Необходимо, наконец, упомянуть об удивительной способности Бориса Львовича находить в разных библиотеках мира неизвестные исследователям образцы художественной словесности старого Китая. Об этих находках расскажут такие публикации Б. Л. Рифтина, как «Дополнения к каталогам китайских романов и произведений простонародной литературы», «Каталог печатных изданий простонародной литературы провинции Гуандун из собраний России». В Санкт-Петербурге он отыскал рукопись великого романа «Сон в Красном тереме», в Москве – рукопись несохранившегося в Китае старинного романа «Гу ван янь» («Хотите – верьте, хотите – нет»). Не случайно вокруг имени Б. Л. Рифтина – книжного археолога слагались легенды. Говорят, однажды, беседуя с директором Пекинской библиотеки в его кабинете, он заметил, что под ножку старинного книжного шкафа для устойчивости подложена стопка бумаг с иероглифами. Приглядевшись, Б. Л. Рифтин настоятельно попросил у хозяина разрешения посмотреть на бумаги, а когда, уступая упорству гостя, шкаф приподняли, оказалось, что устойчивость ему придавал старинный, никому не известный ксилограф. Что ж, порой легенда говорит о человеке больше, чем самая правдивая история.

Если отвлечься от того огромного значения, которое труды Б. Л. Рифтина имеют для китаеведения (шире – для изучения словесности всего дальневосточного региона), и кратко резюмировать уникальный исследовательский опыт ученого, то следует признать следующее: современное исследование устной и книжной словесности достигает тем больших успехов, чем эффективнее используются методы сравнительного и типологического анализа. В книгохранилищах и архивах, в дунганской деревне и в павильоне пекинского сказителя, в монгольских степях и у аборигенов Тайваня Борис Львович всегда оставался верен сравнительному и типологическому методам, рассматривая каждое явление не только в его своеобразии, но также в широком контексте мировой литературы и мировой культуры.

Была одна важная область деятельности ученого, в которой Б. Л. Рифтин десятилетиями преуспевал до обидного мало, – преподавание, или, говоря возвышенно, воспитание научной смены. Это тем более досадно, что каждый, кто когда-нибудь обращался к Рифтину за научной консультацией (а это, без преувеличения, практически все действующие наши китаеведы!), помнит, сколь безотказен и самоотвержен бывал он в поисках ответов на любой профессиональный вопрос, как часами возился с безвестным студентом или помогал маститому коллеге. В Рифтине чувствовался прирожденный наставник, и отсутствие учеников, способных воспринять от него бездну синологической премудрости, огорчало не только его самого.

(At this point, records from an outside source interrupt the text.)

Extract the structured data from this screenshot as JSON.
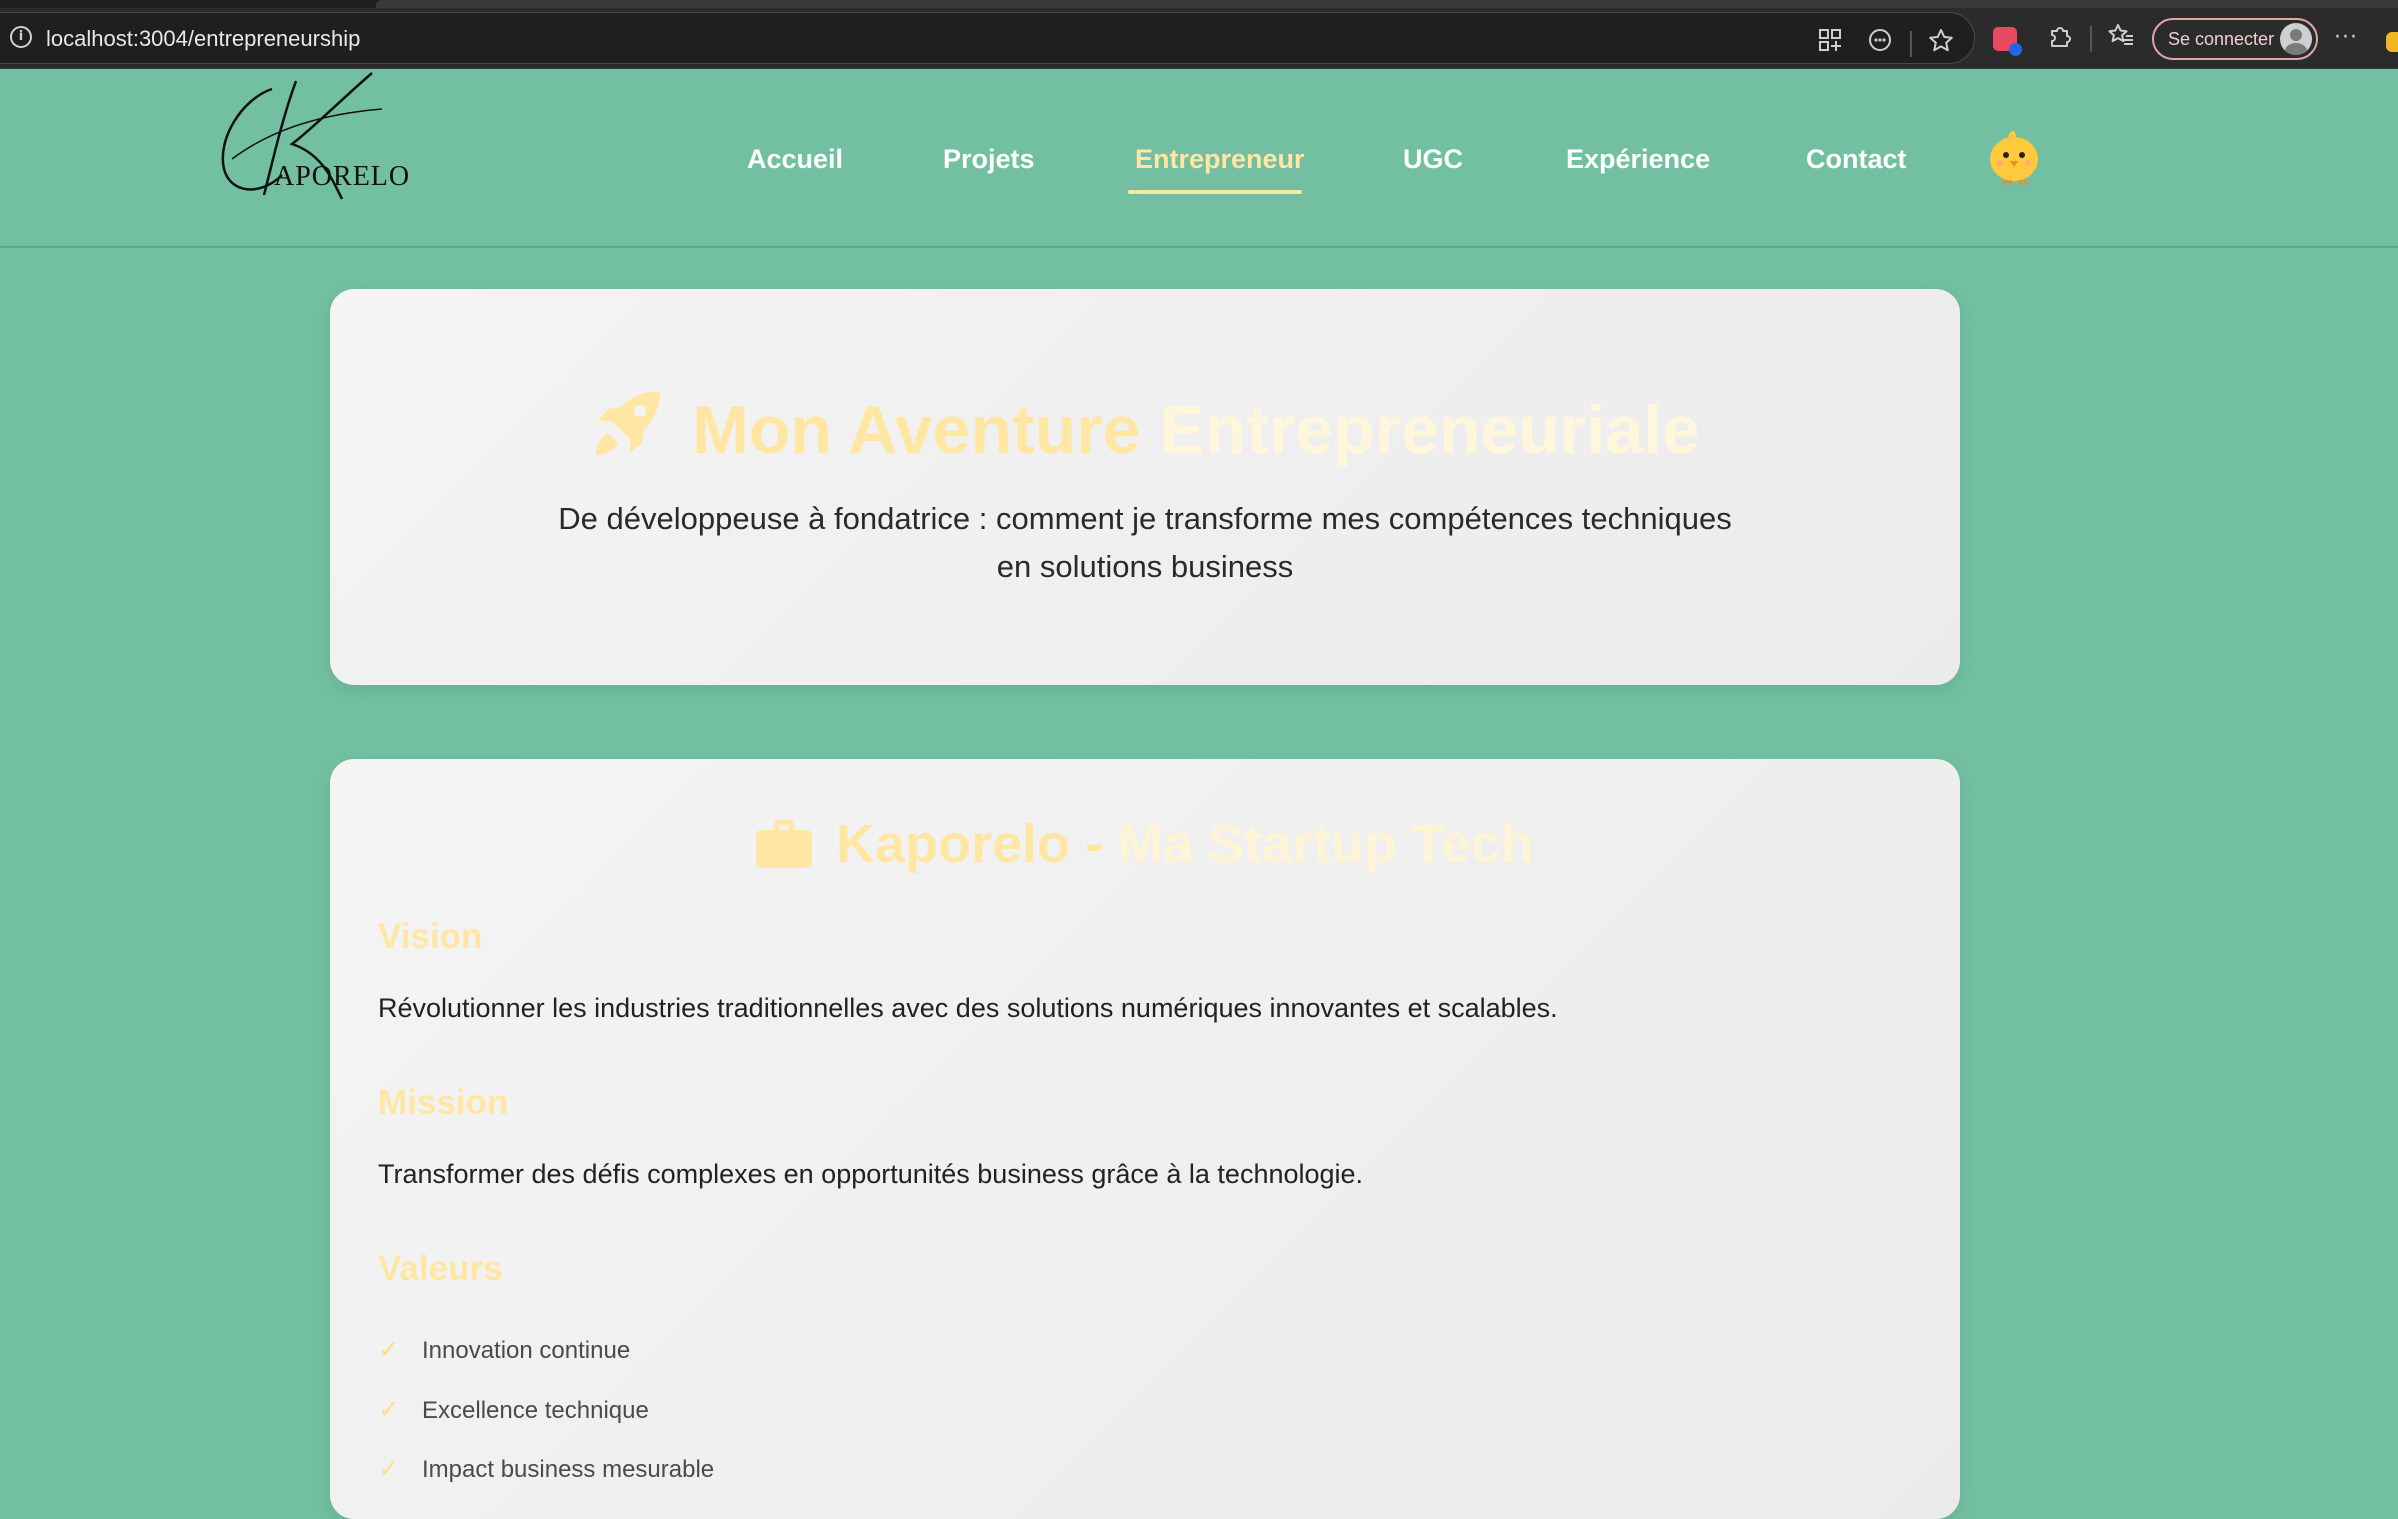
{
  "browser": {
    "url": "localhost:3004/entrepreneurship",
    "signin_label": "Se connecter",
    "icons": [
      "info-icon",
      "app-grid-icon",
      "reading-mode-icon",
      "favorite-star-icon",
      "extension-icon",
      "puzzle-extensions-icon",
      "favorites-icon",
      "more-icon",
      "copilot-icon"
    ],
    "more_glyph": "···"
  },
  "header": {
    "logo_initial": "K",
    "logo_text": "APORELO",
    "nav": [
      {
        "label": "Accueil"
      },
      {
        "label": "Projets"
      },
      {
        "label": "Entrepreneur",
        "active": true
      },
      {
        "label": "UGC"
      },
      {
        "label": "Expérience"
      },
      {
        "label": "Contact"
      }
    ],
    "mascot_icon": "chick-icon"
  },
  "hero": {
    "icon": "rocket-icon",
    "title_part1": "Mon Aventure ",
    "title_part2": "Entrepreneuriale",
    "subtitle": "De développeuse à fondatrice : comment je transforme mes compétences techniques en solutions business"
  },
  "startup": {
    "icon": "briefcase-icon",
    "title_part1": "Kaporelo - ",
    "title_part2": "Ma Startup Tech",
    "vision_heading": "Vision",
    "vision_text": "Révolutionner les industries traditionnelles avec des solutions numériques innovantes et scalables.",
    "mission_heading": "Mission",
    "mission_text": "Transformer des défis complexes en opportunités business grâce à la technologie.",
    "values_heading": "Valeurs",
    "check_glyph": "✓",
    "values": [
      "Innovation continue",
      "Excellence technique",
      "Impact business mesurable"
    ]
  },
  "colors": {
    "background": "#72bfa1",
    "accent_yellow": "#ffe7a3",
    "card": "#f0f0f0",
    "text": "#222222"
  }
}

Эту вопиющую несправедливость удалось отчасти исправить, увы, только ближе к концу жизненного пути ученого. Когда в нашем тогдашнем Институте восточных культур и античности открылась специализация по китаеведению, пригласить преподавать Б. Л. Рифтина было поистине делом чести. Согласился он с присущей ему благородной простотой, не кокетничал занятостью, не ссылался на годы (и вправду немалые!), даже зарплатой не поинтересовался. Начал приезжать и читать лекции. Сначала первокурсникам «Введение в синологию» (кстати, единственный курс, который сам успел прослушать у великого Алексеева), раздел «Словари и справочники». Нужно было видеть, как ранним утром маститый ученый спешит к университетскому подъезду с тяжеленным рюкзаком книг. «А как же иначе, нужно, чтобы студенты с самого начала привыкали к словарям, знали, где что искать», – неизменно уверял он молодых коллег.

Повзрослевшим студентам-китаистам академик Б. Л. Рифтин начал читать курс китайского фольклора. Мы, преподаватели, прекрасно понимали, как несказанно повезло нашим подопечным: профессор обладал обширными, уникальными познаниями в предмете. Хочется думать, они оценили не только выдающуюся синологическую эрудицию лектора, но и доброту Бориса Львовича, его нечиновность, доступность, старомодную его учтивость и уходящую, к сожалению, из преподавательского обихода пунктуальность.